As conflicts around the world from Gaza to Ukraine continue to intensify, former Secretary of State Madeleine Albright said Sunday, "the world is a mess."
"Can you recall a time when there was so much trouble in so many different places around the world?" asked CBS's "Face the Nation" host Bob Schieffer.
"We all grew up in a very different era where we were focused on the threat from the Soviet Union and that was the major activity and it clearly was dangerous, but what has happened now is that we are seeing problems in a variety of places," Albright said, pointing to globalization and technology as crucial factors.
"There is so much connectivity, but also not an understanding of all the various pieces of the news that come into us," she said.
"What has changed: We don't want to be the world's policemen. The American people don't."'
Albright named Putin's leadership first in Crimea and now toward Ukraine and the escalating tensions in the Middle East as two huge "game-changers."
"I think Putin is living in his own world," Alrbight said, saying that he's used propaganda through his own country and central and eastern Europe.
President Obama has drawn mixed reviews for how his administration has handled the ongoing conflicts thus far. The president recently issued stronger sanctions on Russia and has been present in the Middle East -- along with Sec. of State John Kerry -- to help negotiate peace and a ceasefire. In a call with Israel Prime Minister Benjamin Netanyahu on Sunday, Obama "made clear the strategic imperative of instituting an immediate, unconditional humanitarian ceasefire that ends hostilities now and leads to a permanent cessation of hostilities based on the November 2012 ceasefire agreement."

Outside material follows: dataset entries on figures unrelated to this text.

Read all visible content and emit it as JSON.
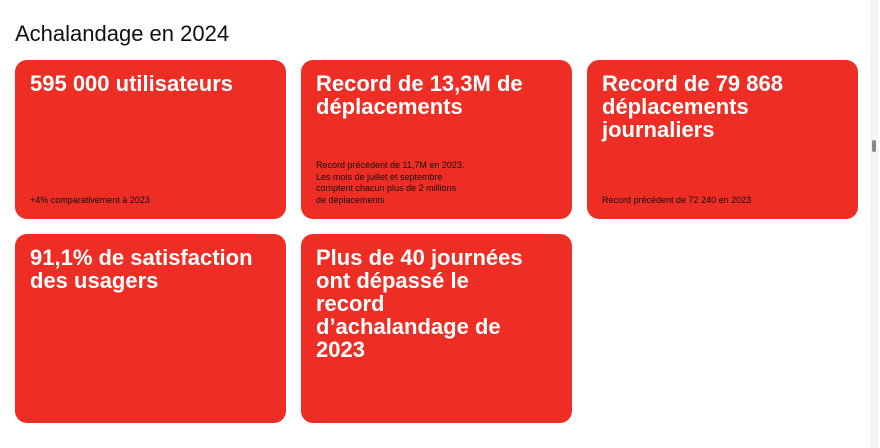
{
  "header": {
    "title": "Achalandage en 2024"
  },
  "cards": [
    {
      "headline_lines": [
        "595 000 utilisateurs"
      ],
      "note_lines": [
        "+4% comparativement à 2023"
      ]
    },
    {
      "headline_lines": [
        "Record de 13,3M de",
        "déplacements"
      ],
      "note_lines": [
        "Record précédent de 11,7M en 2023.",
        "Les mois de juillet et septembre",
        "comptent chacun plus de 2 millions",
        "de déplacements"
      ]
    },
    {
      "headline_lines": [
        "Record de 79 868",
        "déplacements",
        "journaliers"
      ],
      "note_lines": [
        "Record précédent de 72 240 en 2023"
      ]
    },
    {
      "headline_lines": [
        "91,1% de satisfaction",
        "des usagers"
      ]
    },
    {
      "headline_lines": [
        "Plus de 40 journées",
        "ont dépassé le",
        "record",
        "d’achalandage de",
        "2023"
      ]
    }
  ]
}
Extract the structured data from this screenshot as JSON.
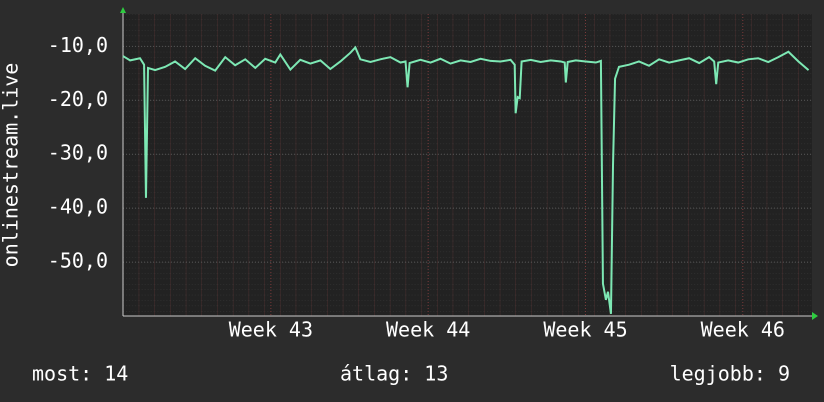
{
  "chart_data": {
    "type": "line",
    "y_label": "onlinestream.live",
    "xlim": [
      42.06,
      46.44
    ],
    "ylim": [
      -60,
      -4
    ],
    "xticks": [
      {
        "value": 43,
        "label": "Week 43"
      },
      {
        "value": 44,
        "label": "Week 44"
      },
      {
        "value": 45,
        "label": "Week 45"
      },
      {
        "value": 46,
        "label": "Week 46"
      }
    ],
    "yticks": [
      {
        "value": -10,
        "label": "-10,0"
      },
      {
        "value": -20,
        "label": "-20,0"
      },
      {
        "value": -30,
        "label": "-30,0"
      },
      {
        "value": -40,
        "label": "-40,0"
      },
      {
        "value": -50,
        "label": "-50,0"
      }
    ],
    "grid": true,
    "series": [
      {
        "color": "#7de8b4",
        "x": [
          42.06,
          42.105,
          42.168,
          42.194,
          42.206,
          42.219,
          42.264,
          42.328,
          42.391,
          42.455,
          42.519,
          42.582,
          42.646,
          42.71,
          42.773,
          42.837,
          42.901,
          42.964,
          43.028,
          43.06,
          43.124,
          43.187,
          43.251,
          43.315,
          43.378,
          43.442,
          43.505,
          43.537,
          43.569,
          43.633,
          43.696,
          43.76,
          43.824,
          43.856,
          43.869,
          43.882,
          43.951,
          44.015,
          44.078,
          44.142,
          44.206,
          44.269,
          44.333,
          44.397,
          44.46,
          44.524,
          44.55,
          44.556,
          44.569,
          44.582,
          44.594,
          44.652,
          44.715,
          44.779,
          44.843,
          44.868,
          44.875,
          44.887,
          44.938,
          45.002,
          45.066,
          45.098,
          45.111,
          45.13,
          45.143,
          45.162,
          45.175,
          45.188,
          45.213,
          45.277,
          45.34,
          45.404,
          45.468,
          45.532,
          45.595,
          45.659,
          45.723,
          45.786,
          45.818,
          45.831,
          45.844,
          45.907,
          45.971,
          46.035,
          46.098,
          46.162,
          46.226,
          46.29,
          46.354,
          46.418
        ],
        "values": [
          -11.8,
          -12.6,
          -12.2,
          -13.4,
          -38.1,
          -14.0,
          -14.4,
          -13.8,
          -12.8,
          -14.2,
          -12.2,
          -13.6,
          -14.5,
          -12.0,
          -13.5,
          -12.4,
          -14.0,
          -12.3,
          -13.0,
          -11.5,
          -14.3,
          -12.5,
          -13.2,
          -12.6,
          -14.2,
          -12.8,
          -11.2,
          -10.2,
          -12.4,
          -12.9,
          -12.4,
          -12.0,
          -13.0,
          -12.8,
          -17.6,
          -13.1,
          -12.5,
          -13.0,
          -12.3,
          -13.2,
          -12.6,
          -12.9,
          -12.3,
          -12.7,
          -12.8,
          -12.5,
          -13.4,
          -22.4,
          -19.4,
          -19.6,
          -12.8,
          -12.5,
          -12.9,
          -12.6,
          -12.8,
          -13.0,
          -16.7,
          -12.9,
          -12.6,
          -12.8,
          -13.0,
          -12.7,
          -54.0,
          -57.0,
          -55.5,
          -59.6,
          -32.0,
          -16.0,
          -13.8,
          -13.4,
          -12.8,
          -13.6,
          -12.4,
          -13.0,
          -12.6,
          -12.2,
          -13.1,
          -12.0,
          -12.8,
          -17.0,
          -13.0,
          -12.6,
          -13.0,
          -12.4,
          -12.2,
          -12.9,
          -12.0,
          -11.0,
          -12.8,
          -14.4
        ]
      }
    ],
    "footer": [
      "most: 14",
      "átlag: 13",
      "legjobb: 9"
    ]
  }
}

House Minority Leader Nancy Pelosi during an interview on CNN's "State of the Union," said that "the president's leadership has been very strong." South Carolina Republican Sen. Lindsey Graham, also on the program separately, stood by his opposing view that "America is the glue that holds the free world together. And when you see us missing, or AWOL, as President Obama has been, you see fracturing on multiple fronts."
Asked to weigh in on the disapproval the president's faced for attending multiple fundraisers recently, Albright told Schieffer "I don't think the criticism is fair," adding that the president "does not travel alone; he has advisers around."
"What has changed: We don't want to be the world's policemen. The American people don't," Albright said.
Despite Americans' opposition to taking direct action overseas to combat violence -- according to a recent POLITICO poll, just 17% of voters said the U.S. should be more involved in the Russia-Ukraine battle -- Albright said firmly that "the U.S. has to be at the table."